Twice in less than a week, gunmen in Mexico have opened fire across the border on U.S. Customs and Border Protection agents in Texas.
Around midnight on Tuesday, a border patrol agent with the El Paso Sector’s Ysleta Station ducked for cover behind his vehicle after gunshots rang out, according to Border Report. CBP officials said roughly five rounds were fired toward the agent from south of the border in Mexico.
No injuries were reported.
At the time of the shooting, the agent was patrolling near the U.S. Highway 375 Midway Drive exit, which sits across from Riverside Middle School.
Late last week, gunmen in Mexico also fired 20 shots across the international border at CBP agent patrolling near El Paso, according to officials, the Fort Worth Star-Telegram reported.
CBP officials said in a statement that the agent was driving along the Rio Grande in the area of the Jonathan Rogers Water Treatment Plant when gunmen opened fire across the river from the Mexican side of the border around 3 a.m., forcing the border agent to take cover.
The attacks come less than a month after a large canvas sign that read “we will kill you” in an apparent threat to U.S. border patrol agents was hung from a bridge of Viaducto Diaz Ordaz in Juarez.

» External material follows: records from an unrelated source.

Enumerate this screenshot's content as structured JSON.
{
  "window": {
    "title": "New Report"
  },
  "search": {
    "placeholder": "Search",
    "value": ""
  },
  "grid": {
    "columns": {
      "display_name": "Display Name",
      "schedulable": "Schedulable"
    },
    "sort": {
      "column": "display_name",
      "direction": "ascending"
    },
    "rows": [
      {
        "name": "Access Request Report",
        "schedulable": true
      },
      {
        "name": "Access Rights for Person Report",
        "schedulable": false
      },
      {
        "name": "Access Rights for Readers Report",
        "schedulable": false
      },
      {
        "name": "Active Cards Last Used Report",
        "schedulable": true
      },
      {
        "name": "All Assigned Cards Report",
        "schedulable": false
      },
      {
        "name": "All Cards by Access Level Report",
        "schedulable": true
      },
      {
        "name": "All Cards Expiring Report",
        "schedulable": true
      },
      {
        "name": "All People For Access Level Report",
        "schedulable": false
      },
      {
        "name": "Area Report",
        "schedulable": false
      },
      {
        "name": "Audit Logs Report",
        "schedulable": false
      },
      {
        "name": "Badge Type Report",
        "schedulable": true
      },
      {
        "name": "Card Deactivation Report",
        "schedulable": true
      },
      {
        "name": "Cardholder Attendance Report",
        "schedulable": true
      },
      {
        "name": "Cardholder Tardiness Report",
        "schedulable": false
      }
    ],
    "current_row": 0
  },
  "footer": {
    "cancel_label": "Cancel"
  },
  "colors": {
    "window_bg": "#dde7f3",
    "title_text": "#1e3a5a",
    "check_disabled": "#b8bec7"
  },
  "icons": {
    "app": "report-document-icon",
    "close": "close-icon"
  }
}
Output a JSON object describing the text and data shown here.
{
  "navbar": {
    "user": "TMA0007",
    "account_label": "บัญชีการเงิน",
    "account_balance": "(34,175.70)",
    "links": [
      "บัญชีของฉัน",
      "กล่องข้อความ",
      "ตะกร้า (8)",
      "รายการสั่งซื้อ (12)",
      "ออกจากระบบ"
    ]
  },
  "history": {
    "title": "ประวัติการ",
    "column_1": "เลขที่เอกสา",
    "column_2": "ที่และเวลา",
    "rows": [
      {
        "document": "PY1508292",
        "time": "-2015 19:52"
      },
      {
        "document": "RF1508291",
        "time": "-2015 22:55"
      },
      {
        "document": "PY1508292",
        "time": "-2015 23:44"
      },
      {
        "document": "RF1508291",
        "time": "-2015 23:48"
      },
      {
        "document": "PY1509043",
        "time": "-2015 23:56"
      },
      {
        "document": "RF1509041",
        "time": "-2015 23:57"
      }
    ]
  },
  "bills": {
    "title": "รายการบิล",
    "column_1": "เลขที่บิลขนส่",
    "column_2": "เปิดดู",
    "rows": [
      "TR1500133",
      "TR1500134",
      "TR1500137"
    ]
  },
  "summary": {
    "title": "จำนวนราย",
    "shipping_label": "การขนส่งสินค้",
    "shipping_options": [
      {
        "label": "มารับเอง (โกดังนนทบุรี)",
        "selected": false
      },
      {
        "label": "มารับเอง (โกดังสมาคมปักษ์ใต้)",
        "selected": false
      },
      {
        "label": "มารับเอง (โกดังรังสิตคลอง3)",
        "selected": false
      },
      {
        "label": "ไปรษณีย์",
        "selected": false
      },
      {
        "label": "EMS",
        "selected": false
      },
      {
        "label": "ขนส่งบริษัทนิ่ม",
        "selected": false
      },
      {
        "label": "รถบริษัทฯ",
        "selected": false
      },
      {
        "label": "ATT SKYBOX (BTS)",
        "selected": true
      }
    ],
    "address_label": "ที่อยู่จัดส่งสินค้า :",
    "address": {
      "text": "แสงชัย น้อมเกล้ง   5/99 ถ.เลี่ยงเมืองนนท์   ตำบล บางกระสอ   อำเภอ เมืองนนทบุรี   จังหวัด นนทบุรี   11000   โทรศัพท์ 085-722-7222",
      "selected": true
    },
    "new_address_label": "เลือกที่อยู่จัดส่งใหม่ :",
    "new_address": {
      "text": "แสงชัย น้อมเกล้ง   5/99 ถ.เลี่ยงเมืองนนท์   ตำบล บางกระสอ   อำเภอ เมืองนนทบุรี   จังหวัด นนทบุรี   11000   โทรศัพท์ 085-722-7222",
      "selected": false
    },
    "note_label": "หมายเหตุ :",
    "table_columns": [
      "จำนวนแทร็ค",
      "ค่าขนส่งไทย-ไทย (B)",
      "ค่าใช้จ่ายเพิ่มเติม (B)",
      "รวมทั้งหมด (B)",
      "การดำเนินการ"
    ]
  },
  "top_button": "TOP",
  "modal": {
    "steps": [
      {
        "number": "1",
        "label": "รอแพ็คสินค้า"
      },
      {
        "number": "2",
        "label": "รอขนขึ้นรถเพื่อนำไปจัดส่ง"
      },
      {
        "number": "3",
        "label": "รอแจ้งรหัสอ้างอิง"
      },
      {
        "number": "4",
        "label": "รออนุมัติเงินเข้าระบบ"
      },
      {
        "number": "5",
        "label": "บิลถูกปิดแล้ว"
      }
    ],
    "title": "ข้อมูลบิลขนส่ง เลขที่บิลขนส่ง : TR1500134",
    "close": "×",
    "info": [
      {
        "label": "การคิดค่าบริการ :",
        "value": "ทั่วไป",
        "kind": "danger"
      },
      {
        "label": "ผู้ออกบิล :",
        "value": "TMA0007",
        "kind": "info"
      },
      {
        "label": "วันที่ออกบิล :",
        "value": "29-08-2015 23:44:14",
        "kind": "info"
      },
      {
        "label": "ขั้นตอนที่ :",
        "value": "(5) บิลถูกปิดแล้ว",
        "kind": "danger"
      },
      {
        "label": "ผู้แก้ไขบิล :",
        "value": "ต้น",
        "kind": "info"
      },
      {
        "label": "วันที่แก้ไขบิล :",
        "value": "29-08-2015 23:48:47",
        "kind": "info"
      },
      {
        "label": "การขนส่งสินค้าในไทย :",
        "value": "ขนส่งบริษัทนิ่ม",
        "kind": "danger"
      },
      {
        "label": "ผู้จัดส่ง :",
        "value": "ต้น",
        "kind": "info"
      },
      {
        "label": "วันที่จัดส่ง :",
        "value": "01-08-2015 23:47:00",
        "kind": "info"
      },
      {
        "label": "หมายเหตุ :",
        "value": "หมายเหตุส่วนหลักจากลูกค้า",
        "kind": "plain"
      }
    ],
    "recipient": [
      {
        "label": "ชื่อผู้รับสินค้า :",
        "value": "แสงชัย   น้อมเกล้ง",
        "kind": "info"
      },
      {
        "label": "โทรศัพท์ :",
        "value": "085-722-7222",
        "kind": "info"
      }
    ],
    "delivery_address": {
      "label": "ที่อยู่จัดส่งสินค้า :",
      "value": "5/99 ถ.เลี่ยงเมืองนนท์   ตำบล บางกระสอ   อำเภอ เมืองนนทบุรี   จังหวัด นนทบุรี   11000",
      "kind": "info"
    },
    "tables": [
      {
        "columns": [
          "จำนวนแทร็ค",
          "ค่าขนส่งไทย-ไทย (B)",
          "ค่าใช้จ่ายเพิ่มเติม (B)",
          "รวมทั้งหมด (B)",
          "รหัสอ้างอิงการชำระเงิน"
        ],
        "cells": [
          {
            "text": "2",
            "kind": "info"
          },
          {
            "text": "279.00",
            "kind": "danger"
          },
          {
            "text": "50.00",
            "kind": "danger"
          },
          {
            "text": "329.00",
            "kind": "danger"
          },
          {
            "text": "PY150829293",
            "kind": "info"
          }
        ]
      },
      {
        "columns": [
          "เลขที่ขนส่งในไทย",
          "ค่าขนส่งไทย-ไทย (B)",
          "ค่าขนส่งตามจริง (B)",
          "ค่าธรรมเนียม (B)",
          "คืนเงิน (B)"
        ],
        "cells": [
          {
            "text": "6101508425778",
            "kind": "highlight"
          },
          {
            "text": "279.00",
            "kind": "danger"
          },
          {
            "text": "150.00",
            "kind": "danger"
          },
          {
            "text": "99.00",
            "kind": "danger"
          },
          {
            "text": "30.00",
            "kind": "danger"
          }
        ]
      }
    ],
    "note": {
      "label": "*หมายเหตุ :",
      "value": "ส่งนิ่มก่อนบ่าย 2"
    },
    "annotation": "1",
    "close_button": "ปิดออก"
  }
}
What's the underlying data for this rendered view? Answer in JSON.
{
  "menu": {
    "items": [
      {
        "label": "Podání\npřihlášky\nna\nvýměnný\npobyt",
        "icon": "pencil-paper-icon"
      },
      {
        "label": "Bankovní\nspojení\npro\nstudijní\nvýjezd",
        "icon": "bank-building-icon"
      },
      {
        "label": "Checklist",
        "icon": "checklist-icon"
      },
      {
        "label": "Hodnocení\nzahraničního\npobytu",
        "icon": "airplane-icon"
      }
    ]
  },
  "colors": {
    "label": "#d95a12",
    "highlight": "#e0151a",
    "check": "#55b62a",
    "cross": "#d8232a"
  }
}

“Warning. This is for the municipal [police], state, National Guard and for the (expletive deleted) gringos of La Migra [U.S. Border Patrol]. Stop (expletive deleted) with the polleros [human smugglers] or we will kill you. Bullets also can cross the river and the [border] wall, so stop (expletive deleted) around,” the sign’s full message stated.
Juarez police removed the sign and CBP officials said an investigation into the incident is underway.
“U.S. Customs and Border Protection is aware of the threat and the matter has been referred to the appropriate investigative entities. As with any threat made against CBP personnel, it will be handled accordingly and not taken lightly,” the agency said in an email, according to Border Report.
The agency noted that all threats will be investigated and those responsible will be prosecuted to the fullest extent of the law.
“The referenced threat is a reminder that members of transnational criminal organizations will stop at nothing to further their exploitation of those being smuggled into the United States, to include not only harming their victims, but threatening U.S. federal law enforcement officers when their illicit activities are threatened,” the agency said.